The headline set comes from Olivia Louvel, in the shape of a live audio-visual performance of her work Data Regina. Being a member of the artistic collective, female:pressure, an international group of female, transgender and non-binary artists within electronic music, Louvel’s music centres itself around creative women and female iconography. Data Regina focuses on the writings of Mary Queen of Scots, detailing her conflict with Queen Elizabeth I and her position within an overwhelmingly male-dominated society.
“The effect is thus a radical transformation of the voice into a sound that is far-removed from its original material, successful in creating an incredibly menacing and penetrative force”
Louvel’s performance dives straight into sequences of scratchy and hazy percussion sounds. Above this, she builds layers of sinister and intense vocals, exacerbated by the creepy visuals which evolve on the screen behind her, as fashion magazine cut-outs help to create an army of blank-faced queen duplicates.
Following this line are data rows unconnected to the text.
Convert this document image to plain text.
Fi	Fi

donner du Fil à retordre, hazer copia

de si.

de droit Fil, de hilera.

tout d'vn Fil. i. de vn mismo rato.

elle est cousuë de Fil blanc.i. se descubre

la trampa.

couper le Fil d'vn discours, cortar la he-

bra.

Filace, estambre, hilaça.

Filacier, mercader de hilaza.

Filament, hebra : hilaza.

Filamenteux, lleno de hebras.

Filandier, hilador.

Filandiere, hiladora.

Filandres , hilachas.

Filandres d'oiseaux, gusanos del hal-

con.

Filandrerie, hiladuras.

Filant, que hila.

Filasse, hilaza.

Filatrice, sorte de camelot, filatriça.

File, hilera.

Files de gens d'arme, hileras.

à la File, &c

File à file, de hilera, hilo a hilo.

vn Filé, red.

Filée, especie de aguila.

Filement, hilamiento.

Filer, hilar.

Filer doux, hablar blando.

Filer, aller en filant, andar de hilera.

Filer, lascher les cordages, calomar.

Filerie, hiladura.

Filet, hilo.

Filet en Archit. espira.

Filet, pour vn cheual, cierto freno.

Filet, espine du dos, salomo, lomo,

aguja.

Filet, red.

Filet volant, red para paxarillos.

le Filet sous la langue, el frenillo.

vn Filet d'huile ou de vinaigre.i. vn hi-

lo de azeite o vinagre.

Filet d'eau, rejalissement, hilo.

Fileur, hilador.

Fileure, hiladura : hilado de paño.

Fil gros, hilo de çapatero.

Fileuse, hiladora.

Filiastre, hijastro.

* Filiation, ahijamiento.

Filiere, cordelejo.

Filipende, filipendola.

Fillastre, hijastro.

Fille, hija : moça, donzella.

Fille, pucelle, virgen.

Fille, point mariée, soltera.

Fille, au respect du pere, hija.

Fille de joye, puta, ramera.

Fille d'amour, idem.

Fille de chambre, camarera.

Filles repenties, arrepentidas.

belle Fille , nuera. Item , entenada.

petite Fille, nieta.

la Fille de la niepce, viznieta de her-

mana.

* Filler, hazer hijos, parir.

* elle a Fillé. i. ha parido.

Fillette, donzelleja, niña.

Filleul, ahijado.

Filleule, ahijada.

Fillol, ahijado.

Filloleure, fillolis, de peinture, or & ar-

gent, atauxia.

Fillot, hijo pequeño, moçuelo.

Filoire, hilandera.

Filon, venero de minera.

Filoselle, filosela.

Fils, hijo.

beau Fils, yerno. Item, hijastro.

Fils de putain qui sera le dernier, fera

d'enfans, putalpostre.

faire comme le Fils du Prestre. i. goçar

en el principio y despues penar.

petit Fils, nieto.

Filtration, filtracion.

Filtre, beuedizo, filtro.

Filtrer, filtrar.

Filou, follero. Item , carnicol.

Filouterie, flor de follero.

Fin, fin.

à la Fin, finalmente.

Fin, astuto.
Yet these beautiful vocal loops are not what you might expect from the most natural of instruments; with KAOSS and Akai LPD8 pads at her disposal, Louvel can fragment her voice into numerous different and unique sounds, flowing through glitchy noise and atmospheric sweeps. The effect is thus a radical transformation of the voice into a sound that is far-removed from its original material, successful in creating an incredibly menacing and penetrative force.
Interweaving through ‘Farewell’ and ‘Ancrum Moor 1545’, the room is infiltrated by the compelling impetus of bass swells and punches, empowering enough to replace the beating of my own heart and pump the blood through my veins for me. But this is only a taster of what is to come; as ‘Battlefront’ draws a close to the performance with pulsating bass beats panning heavily across the stereo field, the vibrations of the entire room are sensations which I have not experienced before. “That was loud”, Louvel whispers to herself upon finishing, drawing out great humour from understatement.
At this point, it becomes strikingly apparent that Synth Remix is not simply a reflection on or a rewriting of a history of musical evolution. Instead, the event is an ongoing development that is still being written, and one that has the names Jo Thomas and Olivia Louvel at its forefront.